Car A is 50km east of car B and begins moving west at 50km/h. Simultaneously, car B begins moving north at 90km/h. Find:

Question

a) The closest distance the cars will be from each other in kilometers b) What time "t" in hours will this distance occur

So this is a practice question from my grade 12 calculus textbook. Usually I'm pretty competent at DVA problems, however, with this one I'm having trouble mainly with how to approach it. I've done problems where I have to find the rate of change of the distance between two objects as well as DVA problems on finding maximum and minimum values, but this one is confusing me a little as to how to approach it. I'm guessing maybe I need to start by finding an expression for each vehicles speed, than use that to maybe find a point of intersection maybe? Or maybe I should start with the general position formula or maybe the Pythagorean theorem. But I really don't know and could use a little help to get going here please and thanks.

Answer 1

hint

In the repere $ (B, west-east, south-north) $, At the instant $ t $, the car $ B $ will have coordinates $$B(0,V_b.t)$$ while the car $ A $, is at the point $$A(50-V_a.t,0)$$

the square of the distance between the two cars is $$AB^2=(50-V_a.t)^2+(V_b.t)^2$$ $$=2500-100V_a.t+(V_a^2+V_b^2)t^2$$

the minimum of this distance is attained when the derivative is zero: $$2t(V_a^2+V_b^2)-100V_a=0$$

thus

$$t=\frac{100V_a}{2(V_a^2+V_b^2)}$$ $$=\frac{5000}{2(2500+8100)}=$$

Answer 2

Pretend the cars are on a 2-D plane and arbitrarily place car B at the origin, i.e. (0,0). Car A is east of car B, so that puts car A on the x-axis at (50, 0). This is good for visualization.

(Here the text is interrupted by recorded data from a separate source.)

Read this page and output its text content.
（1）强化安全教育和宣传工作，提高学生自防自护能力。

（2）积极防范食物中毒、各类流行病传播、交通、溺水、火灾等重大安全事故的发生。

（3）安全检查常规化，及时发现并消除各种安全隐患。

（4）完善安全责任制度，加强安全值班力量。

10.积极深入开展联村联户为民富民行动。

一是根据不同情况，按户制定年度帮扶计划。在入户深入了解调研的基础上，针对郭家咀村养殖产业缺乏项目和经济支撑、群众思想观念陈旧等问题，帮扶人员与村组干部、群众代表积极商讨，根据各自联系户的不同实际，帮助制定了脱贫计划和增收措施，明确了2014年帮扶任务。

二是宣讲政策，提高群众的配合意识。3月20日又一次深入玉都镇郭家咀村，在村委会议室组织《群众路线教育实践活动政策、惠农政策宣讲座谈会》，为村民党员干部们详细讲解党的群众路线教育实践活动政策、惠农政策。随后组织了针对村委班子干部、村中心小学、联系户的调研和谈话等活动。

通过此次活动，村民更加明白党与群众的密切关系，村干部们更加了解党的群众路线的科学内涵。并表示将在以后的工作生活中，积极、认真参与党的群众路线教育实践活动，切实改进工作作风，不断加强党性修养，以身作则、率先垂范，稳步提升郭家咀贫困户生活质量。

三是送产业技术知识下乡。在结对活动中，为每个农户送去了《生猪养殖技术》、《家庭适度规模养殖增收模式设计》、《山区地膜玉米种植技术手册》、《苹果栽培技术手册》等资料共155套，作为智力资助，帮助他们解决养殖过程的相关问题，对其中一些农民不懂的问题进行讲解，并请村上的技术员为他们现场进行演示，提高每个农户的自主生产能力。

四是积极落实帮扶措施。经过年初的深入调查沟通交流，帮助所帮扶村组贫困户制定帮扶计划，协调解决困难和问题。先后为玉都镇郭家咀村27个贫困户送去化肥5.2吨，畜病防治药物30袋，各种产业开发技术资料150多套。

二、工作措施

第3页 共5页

Now, according to the problem, car B is moving north, i.e. up along the y-axis at 90 km/h and car A is moving west, i.e. left along the x-axis at 50 km/h.

At some time $t$, car B will be at $(0, 90t)$ and car A will be at $(50-50t, 0)$. This is simply using distance = speed X time. Given the way car B is moving, it's x co-ordinate always stays 0. Similarly, the y co-ordinate of car A always stays 0.

Now let's compute the distance between them at time $t$. The squared distance between two points $(a, b)$ and $(c, d)$ is given by $(a-c)^2 + (b-d)^2$. By this token, the squared distance between car A and car B is:

$d(t) = (50-50t)^2 + (90t)^2$.

To minimize this distance, let's take derivative with respect to $t$ and set to 0.

$d'(t) = 2(50-50t)(-50) + 2 \times 90t \times 90 = 0$.

You can solve to $t = 25/106$ hours. Finally, you can plug in $25/106$ into $d(t)$, take square root, and get the minimum distance.

Note that it's easier to work with squared distance when taking derivative. Any $t$ that minimizes the distance will also minimize the squared distance, so this is OK.